On March 30 the gal­lery will be closed



Oskar Dawicki’s latest work depicts a group of men suf­fering the con­sequen­ces of an unk­nown gravitational crisis. This is usually caused by too abrupt an ascent from the depths or too violent a descent from the heaves into the atmosphere. In pop cul­ture, especially in cinema, such faces of men usually accom­pany some heroic deed of theirs, involving a rec­kless dismis­sal of their own lives and emotion in the name of super­human, toxic ideals. Oskar Dawicki is one of the men depic­ted – he too par­takes in this tense and fraught return of men from the abyss of patriar­chy back to earth, to ordinary life.

 

 

“Men” joins a number of previous works by the artist in refer­ring to masculinity. For Dawicki has in his works repeatedly done everything that men are not sup­posed to do: he cried, apologised, ack­now­led­ged his weak­nes­ses and short­comings, admit­ted hel­ples­sness, impotence, a sense of meanin­gles­sness and emp­tiness, spoke about emotional and psychological crises, about depres­sion.

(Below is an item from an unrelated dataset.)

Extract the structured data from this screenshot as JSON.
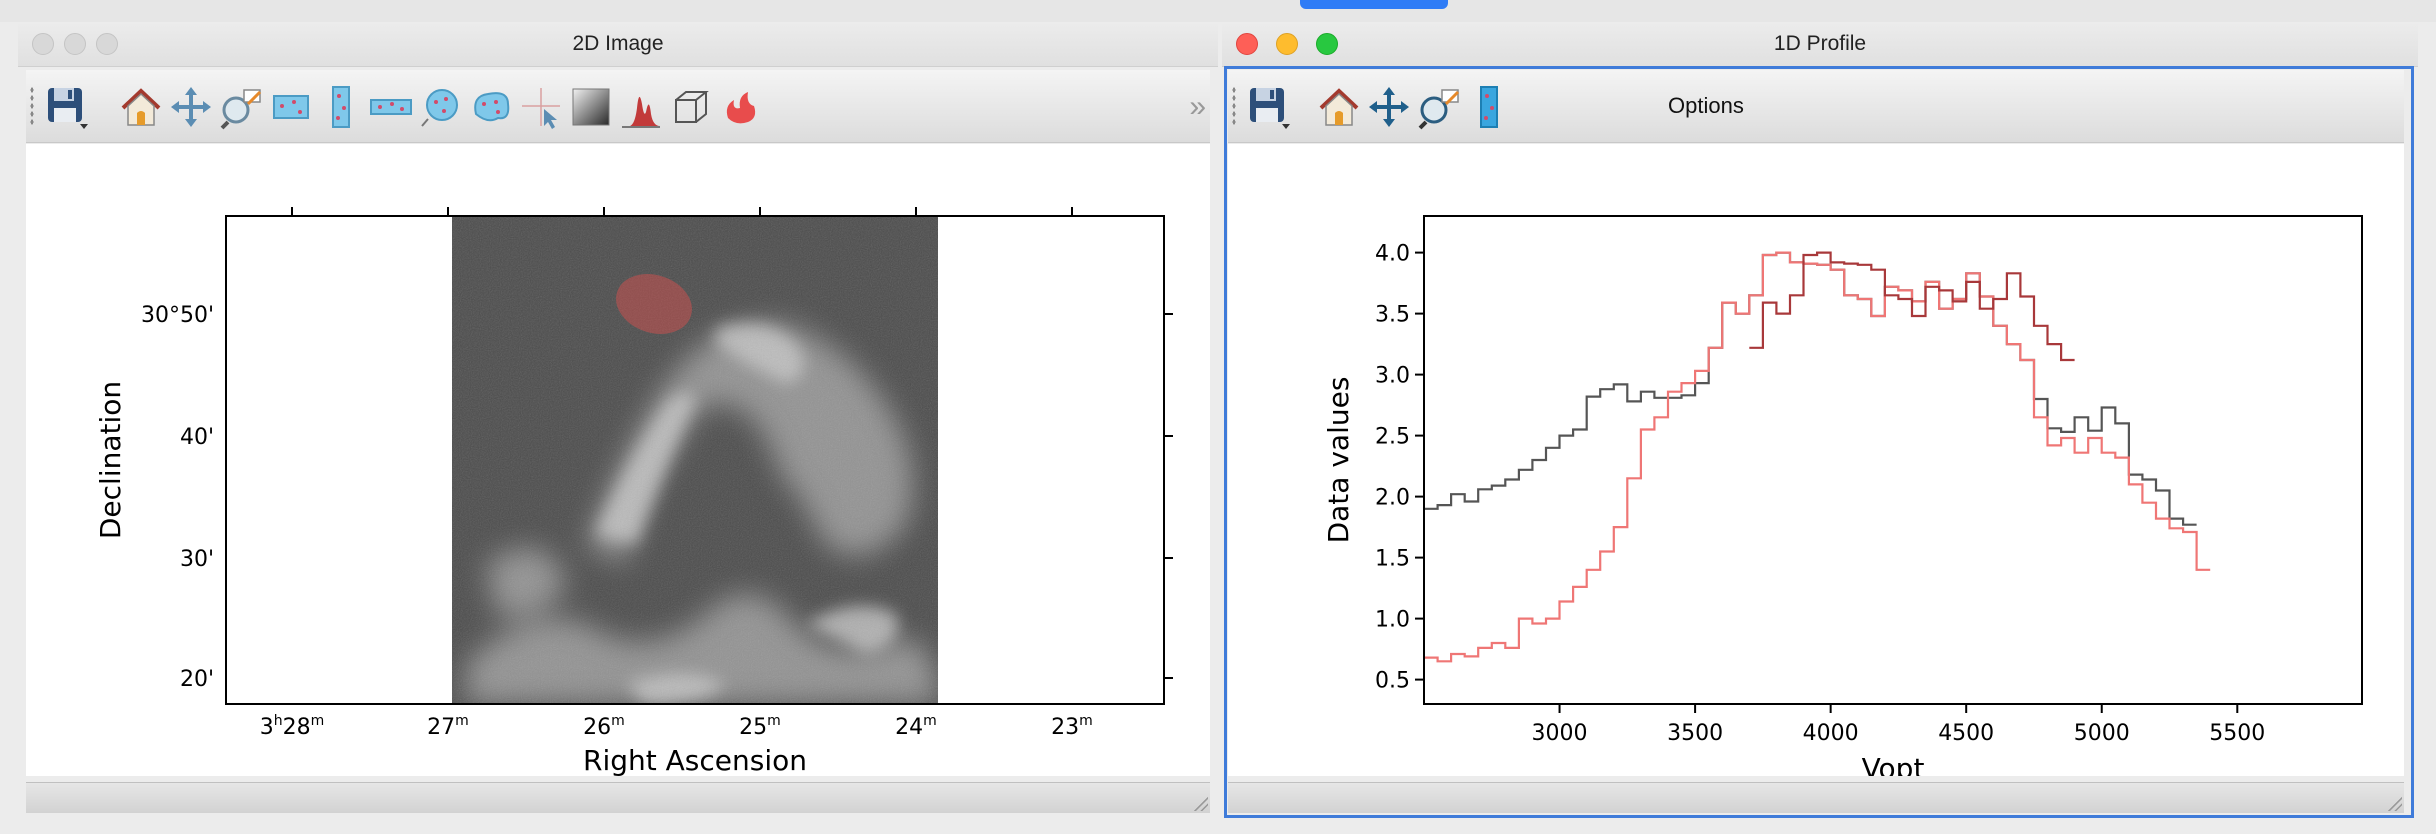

He testified to giving up in the face of exac­ting stan­dards established by his patriar­chal predeces­sors in the field of art. He talked about, on the one hand, rejec­ting the violent father figure and, on the other hand, lon­ging to create a more tender and empathetic relation­ship with him.

 

 

“Men” is another self-​portrait in Dawicki’s oeuvre. This time it is a por­trait of the artist in the con­text of cul­tural gender. It is an allegorical story of an entire entourage with which the artist iden­tifies. That is, a generation of men, mainly over 40, from creative and progres­sive back­grounds, who in their chil­dhood and adolescence were socialised to adopt traditional models of masculinity. Models that they later, influen­ced by the views and attitudes of their part­ners, attemp­ted to reject. “Men” is a por­trait of men living in times of a per­manent crisis of masculinity. Men who, despite the ten­sions and tur­bulence to which they are sub­jec­ted, try to look us, the viewers, straight in the eye, imploring for a moment of atten­tiveness and empathy, for a little bit of warmth.